Jeanne and I are very passionate about a lot of things especially clean water.  We support the Chesapeake Bay Clean Water Blueprint and fight against corporate “takings” for profit – like the Atlantic Coast Pipeline which will no doubt damage our streams and alter water sources for many.  Click on the buttons below to find out how you can help these causes.

© R. Whitescarver, all photos are copyrighted.

Comments

  1. Roger Montague says:

    Bobby and Jeanne – What a great post. It shows a shared commitment to total natural resource conservation. I’m amazed at the hawk migration. Thanks for supporting the pollinators. Great photos.

  2. George F. Patterson says:

    Thanks Bobby and Jeanne for all you do! I’m always thrilled to learn a myriad of new things with every post. Keep up the great works. One farm at a time!

  3. Beatrice von Gontard says:

    Your postings are beautiful and inspiring. Thankyou for sharing!

  4. Anita Kersch says:

    Great photos, I especially love the Hawks!

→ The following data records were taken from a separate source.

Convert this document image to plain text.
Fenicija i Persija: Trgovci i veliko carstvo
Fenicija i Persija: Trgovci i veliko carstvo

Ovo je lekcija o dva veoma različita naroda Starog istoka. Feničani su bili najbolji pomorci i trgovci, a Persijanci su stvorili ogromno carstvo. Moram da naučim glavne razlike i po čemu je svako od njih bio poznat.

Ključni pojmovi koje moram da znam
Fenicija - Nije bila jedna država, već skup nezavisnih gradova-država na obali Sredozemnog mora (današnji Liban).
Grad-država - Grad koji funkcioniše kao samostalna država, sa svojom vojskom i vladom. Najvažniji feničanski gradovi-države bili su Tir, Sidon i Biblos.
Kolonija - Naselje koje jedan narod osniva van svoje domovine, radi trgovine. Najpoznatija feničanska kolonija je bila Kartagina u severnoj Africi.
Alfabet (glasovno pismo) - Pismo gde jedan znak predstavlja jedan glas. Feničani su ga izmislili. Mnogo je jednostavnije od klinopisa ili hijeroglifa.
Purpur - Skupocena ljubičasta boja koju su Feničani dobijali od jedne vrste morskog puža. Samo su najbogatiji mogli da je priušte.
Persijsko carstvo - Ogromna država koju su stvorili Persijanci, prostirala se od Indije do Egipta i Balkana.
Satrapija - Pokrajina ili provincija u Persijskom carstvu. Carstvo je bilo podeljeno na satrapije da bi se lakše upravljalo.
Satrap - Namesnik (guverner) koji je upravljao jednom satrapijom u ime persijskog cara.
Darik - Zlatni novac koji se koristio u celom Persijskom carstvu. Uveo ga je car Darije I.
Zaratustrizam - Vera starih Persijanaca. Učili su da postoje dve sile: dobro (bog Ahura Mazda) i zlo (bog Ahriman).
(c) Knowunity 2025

  5. Outstanding new layout, Bobby, and extraordinary photos. Your coverage of this season is so thorough and informative. All so supportive for us to take action in whatever way we can. Thank you!

  6. Carolyn Dull says:

    Thanks for these photos and musings! I think I had a broad wing hawk in my yard (I couldn’t figure out what it was), and the crows chased it away. Does that sound plausible?

  7. Sandy Greene says:

    Your post is both church and naturalist meeting news for our September meeting today. Much rather warblers than tweets! Thank you for all your well-grounded activism!

    • Bobby Whitescarver says:

      No, thank you Sandy for all the inspiration and energy you give us all. You are the fuel that keeps our engines going.

  8. David Fuller says:

    Your hawk migration count reminds me of the two guys on a train out west, passing a huge herd of cattle. One guy says “wow, I wonder how many cattle in and that herd?” The other guy says “6,484” and his buddy says “how would you know that? You couldn’t have counted them. Whereas, the other replied, “Nope, I counted their legs and divided by four”. ?

  9. Thanks Bobby! Terrific post! Would love to join you one day for hawk watching!

  10. Amy Johnson says:

    Wonderful post Bobby!

  11. Abbe Kennedy says:

    Beautiful and educational, as always!
    Thanks Bobby!

  12. don faulkner says:

    Thank you, Bobby and Jeanne,

    What an inspiring Photographic Treat beautifully composed! You two are the epitome of what our country desperately needs…hundreds of thousands of likeminded, knowledgeable, caring family farmers and ranchers ‘back ‘on the land’ farming/ranching in healthiest ways for the land and all Life on Earth!

    I, like many aware of your Good Work on so many fronts, in so many ways, am mighty Grateful.

    Best to you Jeanne and You, Don

    • Bobby Whitescarver says:

      Don, you indeed completed your comment here, just took me a while to get to it. Hope you are doing great and thank you so much for taking the time to send such positive vibes our way. We so miss you here in the Commonwealth.

  13. Laura Greenleaf says:

    What an exceptionally uplifting post! This was waiting in my e-mail Inbox after wrapping up an Aldo Leopold-themed program “Land, People, & Community: A Sand County Almanac Revisited”for Capital Region Land Conservancy which included reading Leopold’s Marshland Elegy about the Sandhill Cranes. Our discussion groups touched on encounters with congregations of species, particularly related to life cycle events. So how perfect to follow that with these beautiful images and thoughts. Thank you.

  14. Bobby: I really enjoyed your latest blog and its clever new layout. Your information is nearly as diverse as the Valley you promote. Thank you for being such a champion of all things “natural, wild, and free.”

    Let’s do a program someday together on native ethnobotany: e.g.,jewelweed as a traditional Native American remedy for poison ivy rash – can even be frozen to make a winter-time poulstice. And how about those nectaries for hummingbirds? Wouldn’t such a program be fun?